Sure, Planet Trump is populated by more than a few former Goldmanites who have been key architects of his economic policy, but Trump's reign has not been too heavy on policy and the notion that guys like Steves Bannon and Mnuchin are playing out some ancient cultish blood oath plot to make Goldman even richer is utterly bananas.
But Warren and Baldwin are clearly certain that this Goldman conspiracy is real because their letter goes on to pose a series of involved "questions" regarding what exactly Goldman knows about the Trump agenda, when they knew it and who told them. Here is, perhaps, the highlight:
2. Mr. Trump named Mr. Cohn as his chief economic adviser on December 12, 2016. Did individuals employed by Goldman Sachs have any communications with Mr. Cohn related to the Trump Administration executive orders or economic policies during the presidential transition? If so, please provide us with information on who these individuals were, the date, times, and nature of these communications, and any documents related to these communications.
Yeah, okay, Lloyd will get right on that.

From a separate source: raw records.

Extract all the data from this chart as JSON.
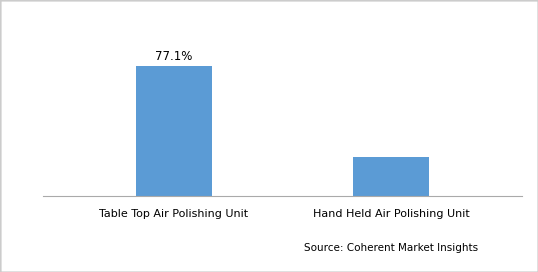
{
  "categories": [
    "Table Top Air Polishing Unit",
    "Hand Held Air Polishing Unit"
  ],
  "values": [
    77.1,
    22.9
  ],
  "bar_color": "#5B9BD5",
  "annotation_label": "77.1%",
  "annotation_bar_index": 0,
  "source_text": "Source: Coherent Market Insights",
  "ylim": [
    0,
    100
  ],
  "bar_width": 0.35,
  "figsize": [
    5.38,
    2.72
  ],
  "dpi": 100,
  "annotation_fontsize": 8.5,
  "tick_fontsize": 8,
  "source_fontsize": 7.5
}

Gary Cohn left Goldman because he would never get Lloyd's job, and his departure left a vacuum that Lloyd filled by executing a not-insignificant restructuring of his most senior staff. Aside from being a little busy worrying about itself - which, love it or hate it, is Goldman Sachs' default position - it makes little to no sense that Goldman would risk the scandal of being in improper contact with the very guy whom everyone is waiting for them to have improper contact.
Goldman Sachs might be a lot of things, but dumb and sloppy are not two of them.
And in case that reality needed any more evidence, look no further than Goldman's response to Warren and Baldwin's letter. A copy obtained by Politico shows Goldman General Counsel Gregory Palm operating at a peak level of terse and cutting 200 West Street-level shade throwing:
Dear Senators Baldwin and Warren:
We received your letter of February 10th, in which you ask Goldman Sachs for information with respect to communications between the firm and Gary Cohn, particularly in relation to the executive orders issued by the President earlier this month.
We had no involvement in the drafting of any executive orders, nor did we receive any advance notice of their issuance. More broadly, we are aware of the applicable rules and guidelines for interactions with government officials, and we have no reason to believe that individuals from Goldman Sachs breached them.
Consequently, if you have any additional questions, we would direct you to the White House.
Very truly yours,
Gregory K. Palm
Essentially, Goldman's head in-house lawyer is thanking the Senators for their absurd letter, assuring them that Goldman is not stupid and reminding them that Gary Cohn works in that big white house right down the street from their offices, not in Battery Park. Oh, and please get off his lawn.
We like to think that in his heart, Palm gets that Warren and Baldwin are pretty pissed off these days, and he might even understand why. But even with the fulsome emotional understanding of a Goldman Sachs attorney, Palm would really like them to know that they are barking up the wrong fucking tree.